What does this data set describe?

Title:
Evolution of the landscape along the Clear Creek Corridor, Colorado--Urbanization, aggregate mining, and reclamation
Abstract:
Prime agricultural land along the Clear Creek floodplain, Colorado, attracted settlement in the 1850's but the demand for sand and gravel for 1900's construction initiated a sequence of events that exceeded previous interests and created the modified landscape and urban ecosystem that exists today. The Clear Creek valley corridor offers a landscape filled with a persistent visible and hidden reminder of it's past use.
The map sheets illustrate the Clear Creek landscape as a series of compositions, both at the macro view (in the spatial context of urban structure and highways from aerial photographs) and micro view (from the civic scale where landscape features like trees, buildings, and sidewalks are included). The large-scale topographic features, such as mountains and terraces, appear "changeless" (they do change over geologic time), while Clear Creek has changed from a wide braided stream to a narrow confined stream. Transportation networks (streets and highways) and spiraling population growth in adjacent cities (from approximately 38,000 people in 1880 to over a million in 1999) form two dominant landscape patterns. Mining and wetland/riparian occupy the smallest amount of land use acres compared to urban, transportation, or water reservoir activities in the Clear Creek aggregate reserve study area.
Four types of reclaimed pits along Clear Creek were determined: water storage facilities, wildlife/greenbelt space, multiple-purpose reservoirs, and "hidden scenery." The latter involves infilling gravel pits (with earth backfill, concrete rubble, or sanitary landfill) and covering the site with light industry or residential housing making the landform hard to detect as a past mine site. Easier to recognize are the strong-edged, rectilinear water reservoirs, reclaimed from off-channel sand and gravel pits that reflect the land survey grid and property boundaries. The general public may not realize softly contoured linear wildlife corridors connecting urban, industrial, and natural space were once mine sites too. Multiple-use water projects from exhausted pits appear to be the new millennium parks, providing water storage, passive recreation, and habitat restoration for the Denver metropolitan area. The public objects to mining yet enjoys the reclaimed mine sites as recreation and wildlife space.

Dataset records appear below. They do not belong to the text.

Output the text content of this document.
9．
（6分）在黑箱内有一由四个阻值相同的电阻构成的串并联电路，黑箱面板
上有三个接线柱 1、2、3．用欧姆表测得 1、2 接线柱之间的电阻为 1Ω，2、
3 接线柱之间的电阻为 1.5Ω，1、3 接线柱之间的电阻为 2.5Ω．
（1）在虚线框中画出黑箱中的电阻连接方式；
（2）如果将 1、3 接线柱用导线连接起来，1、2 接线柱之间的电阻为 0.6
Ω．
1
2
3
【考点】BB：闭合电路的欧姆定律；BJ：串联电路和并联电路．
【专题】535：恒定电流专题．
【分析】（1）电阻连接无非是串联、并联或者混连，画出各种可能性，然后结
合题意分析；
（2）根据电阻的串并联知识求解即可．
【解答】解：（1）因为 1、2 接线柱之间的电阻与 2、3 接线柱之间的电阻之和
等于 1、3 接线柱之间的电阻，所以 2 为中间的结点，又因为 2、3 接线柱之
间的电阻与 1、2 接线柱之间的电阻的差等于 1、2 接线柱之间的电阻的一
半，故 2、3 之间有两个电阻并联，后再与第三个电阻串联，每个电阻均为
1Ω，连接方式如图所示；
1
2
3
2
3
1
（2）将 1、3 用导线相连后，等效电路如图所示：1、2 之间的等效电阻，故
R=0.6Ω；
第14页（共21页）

Supplemental_Information: Compilation scale: 1:24,000
  1. How might this data set be cited?
    Arbogast, Belinda, Daniel H. Knepper, Jr, Melick, Roger A., and Hickman, John, 2002, Evolution of the landscape along the Clear Creek Corridor, Colorado--Urbanization, aggregate mining, and reclamation: U.S. Geological Survey Geologic Investigations Series Map I-2760, U.S. Geological Survey, Denver, Colorado.

    Online Links:

  2. What geographic area does the data set cover?
    West_Bounding_Coordinate: -105.25
    East_Bounding_Coordinate: -104.87
    North_Bounding_Coordinate: 39.87
    South_Bounding_Coordinate: 39.75
  3. What does it look like?
    http://pubs.usgs.gov/imap/i-2760/i-2760_sh1.gif (GIF)

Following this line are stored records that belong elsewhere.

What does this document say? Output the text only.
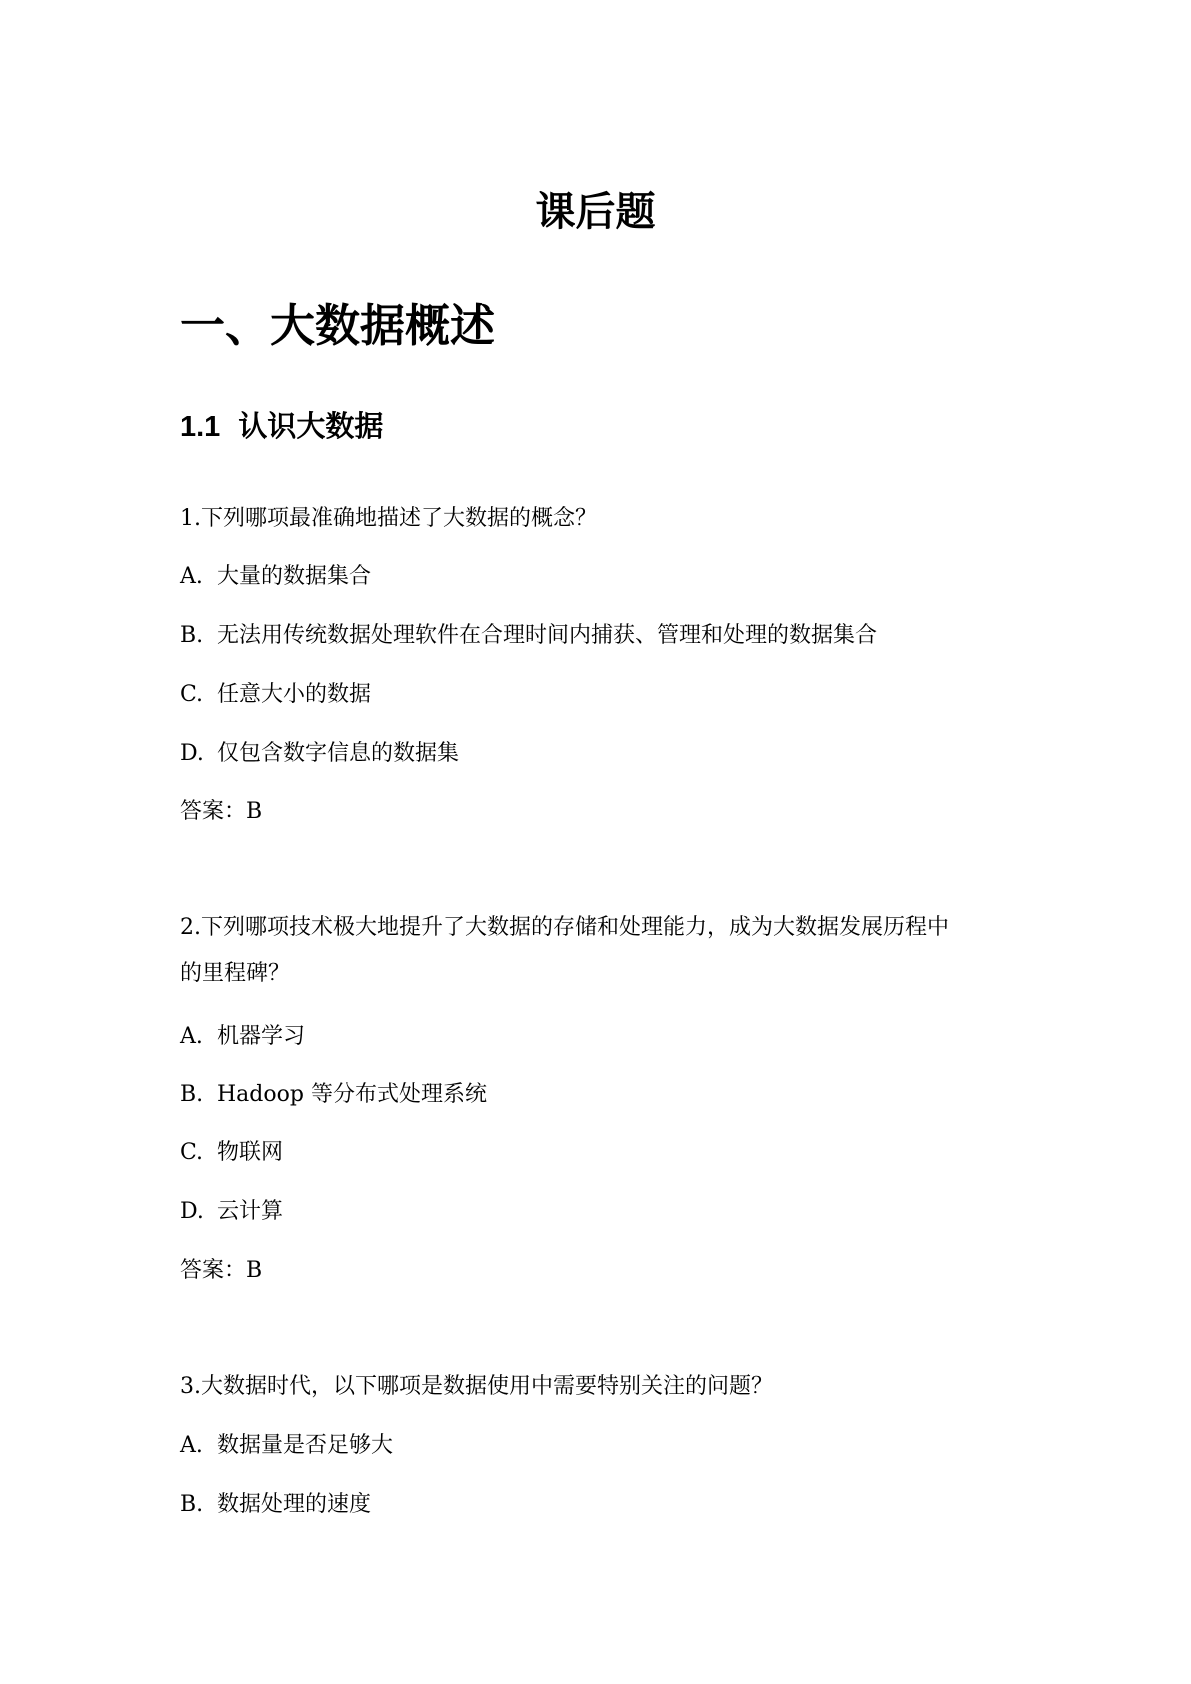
课后题
一、大数据概述
1.1 认识大数据

1.下列哪项最准确地描述了大数据的概念？

A. 大量的数据集合

B. 无法用传统数据处理软件在合理时间内捕获、管理和处理的数据集合

C. 任意大小的数据

D. 仅包含数字信息的数据集

答案：B

2.下列哪项技术极大地提升了大数据的存储和处理能力，成为大数据发展历程中

的里程碑？

A. 机器学习

B. Hadoop 等分布式处理系统

C. 物联网

D. 云计算

答案：B

3.大数据时代，以下哪项是数据使用中需要特别关注的问题？

A. 数据量是否足够大

B. 数据处理的速度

    Reduced-size image of the first map sheet, 360x257 pixels, 62k bytes.
    http://pubs.usgs.gov/imap/i-2760/i-2760_sh2.gif (GIF)
    Reduced-size image of the second map sheet, 360x257 pixels, 69k bytes.
    http://pubs.usgs.gov/imap/i-2760/i-2760_sh1.pdf (PDF)
    Printable representation of map layout, 1.8 megabytes
    http://pubs.usgs.gov/imap/i-2760/i-2760_sh2.pdf (PDF)
    Printable representation of map layout, 2.4 megabytes
  4. Does the data set describe conditions during a particular time period?
    Calendar_Date: 2002
    Currentness_Reference:
    publication date
  5. What is the general form of this data set?
  6. How does the data set represent geographic features?
    1. How are geographic features stored in the data set?
      This is a Vector data set.
    2. What coordinate system is used to represent geographic features?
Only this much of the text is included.